Plaintiffs were challenging a Department of Health and Human Services (HHS) regulation requiring employers to provide health insurance that included (without a co-pay) all FDA-approved contraceptives and emergency contraceptives. The two for-profit corporations involved were unwilling to cover Plan B and Ella (morning after drugs) and two forms of IUDs because manufacturers of these products acknowledge that can act to destroy already-formed human embryos. HHS did not dispute this. The companies sued under the Religious Freedom Restoration Act (RFRA), which requires that when a federal law substantially burdens religion, the law may not stand unless the government can demonstrate that it serves a “compelling state interest” by the means “least restrictive” of religious freedom. The decision today held the following:
- Closely held corporations are protected under the Religious Freedom Restoration Act. The Court reached this conclusion easily from the text and history of RFRA. The Court did not decide about larger corporations. They did note that such corporations have not and are unlikely to seek RFRA protection. They also indicated that state corporation law could provide the source for determining how a corporation does or does not adopt a religious viewpoint.
- The decision decisively recognized that the religious actor, not the government, gets to decide whether or not his or her religious conscience is violated. The Court’s language here was strong.
- While the Court voiced serious doubts that the federal government could demonstrate a “compelling state interest” sufficient to allow it to impose the contraception mandate in spite of the burdens on the plaintiffs, it ultimately held that it did not have to decide this question. Rather, it was enough for the Court to find that even if the government did have a compelling interest, it had failed to show that it had pursued its interest by the “least restrictive means.” Here’s where the opinion gets a little tricky.
On the one hand, the Court indicated that the government could simply provide women contraception directly as a way of satisfying its interests. On the other hand, the Court also stated that by granting for-profit corporations the same “accommodation” it was providing religious non-profits, it could satisfy the “least restrictive means” test.
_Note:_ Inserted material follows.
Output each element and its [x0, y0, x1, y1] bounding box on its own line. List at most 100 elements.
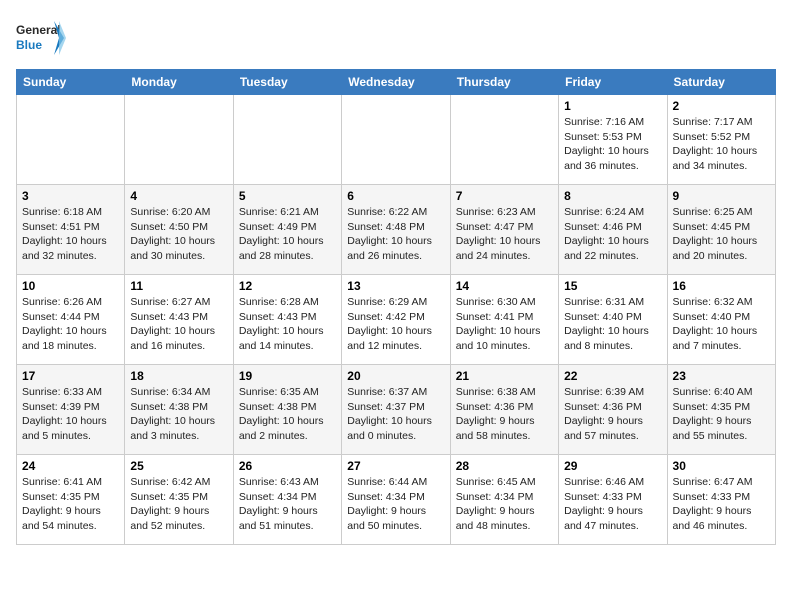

Could this indicate that groups like the Little Sisters of the Poor—who have this “accommodation” but who still hold that “facilitating” others’ purchasing contraception for their employees violates their conscience—are already the beneficiary of a “least restrictive means” law? The majority explicitly stated that it was not deciding this question for all religious claimants.
The Court was also careful to draw lines answering the “worst case scenarios” suggested by Justice Ginsburg’s dissent. The decision limited its holding to the law at issue (the mandate regarding contraceptives and morning-after drugs). It did not extend itself to cover medical procedures generally (e.g., immunizations, blood transfusions), and stated directly that it is no barrier to holding corporations responsible for abiding by nondiscrimination in employment laws, given the strength of governmental interests in these.
In my view, because no citizen can be sure whether or not they will enjoy a federal government suited to their political tastes, this case is a nonpartisan victory for the religious freedom of individuals to be free from laws burdening their religious freedom.